At least the editors have maintained their ethical standards by printing an article where they were named liable in an intellectual property lawsuit.
Quite the contrary to an article I saw in the Chicago Tribune (i think, don't hold me to it, since I couldn't find the article, but the facts are correct) article yesterday describing ABC's decision to pull a story which shed a negative light on Father Disney.
The really odd thing about this case is that the publishers are whining about the double-bladed nature of very laws that they use to protect their industry. Live by the sword, die by the sword.
And what objections to the ruling do their lawyers come up with? "Oh, the poor researchers will be denied access to these materials!" Yeah, well, thos researchers that can't afford to pay Lexis-Nexis's or NYT's exhorbitant fees are also denied access to those materials, and I don't see the learned counsel whining about that. There's big bucks in them thar databases, and the people who help create that value should get a cut.
"This ruling has the the effect of tampering with the historical record." Not really. The articles still exist in private electronic and paper archives. They can be retrieved by anyone with a bit of diligence, and they can be put back online just as soon as the NYT pays up.

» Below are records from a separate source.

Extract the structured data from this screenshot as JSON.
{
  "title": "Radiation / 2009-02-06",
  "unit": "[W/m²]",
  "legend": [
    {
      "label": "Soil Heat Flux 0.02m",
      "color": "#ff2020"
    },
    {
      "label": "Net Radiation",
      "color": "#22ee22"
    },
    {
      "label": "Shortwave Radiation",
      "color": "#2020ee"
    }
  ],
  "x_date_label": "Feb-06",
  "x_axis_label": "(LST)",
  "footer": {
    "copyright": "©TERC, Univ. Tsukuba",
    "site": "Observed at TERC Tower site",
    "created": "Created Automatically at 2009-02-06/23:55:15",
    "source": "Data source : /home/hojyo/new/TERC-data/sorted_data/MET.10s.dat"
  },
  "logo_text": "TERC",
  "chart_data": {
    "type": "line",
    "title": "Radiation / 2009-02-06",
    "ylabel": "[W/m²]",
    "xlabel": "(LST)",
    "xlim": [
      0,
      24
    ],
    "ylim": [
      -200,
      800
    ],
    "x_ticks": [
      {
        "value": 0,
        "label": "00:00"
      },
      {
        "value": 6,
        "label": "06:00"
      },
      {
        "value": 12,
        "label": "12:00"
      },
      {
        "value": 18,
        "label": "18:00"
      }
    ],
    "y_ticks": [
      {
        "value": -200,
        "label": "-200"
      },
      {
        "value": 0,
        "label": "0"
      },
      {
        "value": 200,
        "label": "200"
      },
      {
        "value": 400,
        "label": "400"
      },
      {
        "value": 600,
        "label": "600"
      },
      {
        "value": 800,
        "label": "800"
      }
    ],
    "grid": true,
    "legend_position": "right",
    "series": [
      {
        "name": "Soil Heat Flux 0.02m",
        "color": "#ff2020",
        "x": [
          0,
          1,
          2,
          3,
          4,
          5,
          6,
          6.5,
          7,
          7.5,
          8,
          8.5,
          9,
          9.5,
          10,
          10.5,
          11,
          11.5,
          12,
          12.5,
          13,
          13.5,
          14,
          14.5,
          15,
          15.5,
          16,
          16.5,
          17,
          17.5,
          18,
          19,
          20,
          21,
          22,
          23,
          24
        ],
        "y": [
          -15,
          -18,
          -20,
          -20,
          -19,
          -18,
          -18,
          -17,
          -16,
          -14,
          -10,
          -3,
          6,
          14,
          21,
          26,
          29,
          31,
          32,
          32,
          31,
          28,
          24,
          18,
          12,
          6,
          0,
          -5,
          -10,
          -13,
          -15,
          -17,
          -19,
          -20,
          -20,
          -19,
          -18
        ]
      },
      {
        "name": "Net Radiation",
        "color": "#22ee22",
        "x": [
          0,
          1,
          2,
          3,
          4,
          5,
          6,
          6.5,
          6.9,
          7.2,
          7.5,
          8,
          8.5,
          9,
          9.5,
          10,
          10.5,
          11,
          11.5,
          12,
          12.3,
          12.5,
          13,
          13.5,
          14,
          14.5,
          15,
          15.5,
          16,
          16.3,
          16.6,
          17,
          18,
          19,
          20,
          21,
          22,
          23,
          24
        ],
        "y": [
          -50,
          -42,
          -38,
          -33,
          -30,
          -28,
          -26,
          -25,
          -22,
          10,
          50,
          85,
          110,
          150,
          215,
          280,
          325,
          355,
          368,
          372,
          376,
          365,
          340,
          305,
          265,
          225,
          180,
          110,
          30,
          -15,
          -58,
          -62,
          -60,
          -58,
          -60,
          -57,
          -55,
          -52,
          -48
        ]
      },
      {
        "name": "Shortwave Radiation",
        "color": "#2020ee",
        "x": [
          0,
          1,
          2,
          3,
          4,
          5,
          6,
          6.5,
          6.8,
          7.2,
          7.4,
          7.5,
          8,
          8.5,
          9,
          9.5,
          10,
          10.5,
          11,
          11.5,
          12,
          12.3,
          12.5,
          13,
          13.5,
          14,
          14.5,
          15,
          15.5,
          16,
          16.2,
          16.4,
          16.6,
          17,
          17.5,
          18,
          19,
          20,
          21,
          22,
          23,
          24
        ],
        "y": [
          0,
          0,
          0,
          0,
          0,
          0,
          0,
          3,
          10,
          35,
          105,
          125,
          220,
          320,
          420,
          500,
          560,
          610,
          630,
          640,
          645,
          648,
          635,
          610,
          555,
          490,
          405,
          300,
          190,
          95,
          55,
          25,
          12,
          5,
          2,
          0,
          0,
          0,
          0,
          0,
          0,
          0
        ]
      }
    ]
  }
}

Of course, those are just objections they came up with after the fact. What did they say in the trial? That the databases consituted a revision to an anthology of the works? That's just disingenuous. I'd love to read a brief detailing how they justified making that particular connection.
-k. ^-^ ^D
These publications had specifically bought "First North American Serial Rights" (FNASR) from the authors -- this is supposed to mean that if your article appears on Sept. 28, 1999, they will have to pay you again if they want to sell a copy of it again after that date.
Because they had not bought specific rights to republish the articles after the first publication, the newspapers tried to argue that the inclusion in the database was part of the initial publication (even though some of the articles were written years before the databases existed). The ruling is that perpetual publication in a database is not part of FNASR
Under American law, FNASR is the default in the absence of specific terms to the contrary.
Of course, these days the freelance contract does include signing away electronic rights -- the articles in the suit were written 10 years ago.
Another side comment: freelance work is rarely "work for hire" -- in fact they are usually opposites. "Work for hire" means that the product produced is a product of the corporation and not the individual -- a product is "work for hire" by default only if it is part of the job description of a salaried employee. Other cases would require specific contract terms. In freelance journalistic writing, "work for hire" terms are generally considered completely unnacceptable (of course, it's different for writing marketing copy, etc.) If it were "work for hire" the publication would own the copyright and have all rights exlusively.
The National Writer'a Union site has the full text of the ruling.
+_+_+_+_+_+
<sig>Guvf vf abg n frperg zrffntr
Try username: slashdoted
pass: slashdot
When you do freelance work for newspapers or magazines they're pretty straightforward about the fact that they own the nonexclusive right to republish the piece you sell them. This isn't something they hide or sneak into arcane legal language -- you're on a work for hire arrangement.
What happened here is an ongoing debate over whether publishing an article in an electronic form such as a web site is the same as publishing it in other venues. Is an article appearing in the New York Times web site archives in the same status as say an article appearing on their microfilm archives? I go to the library occasionally to use the microfilms of the NYT and the freelance authors don't get compensated for the articles I print out. Should they if I go to the web NYT instead?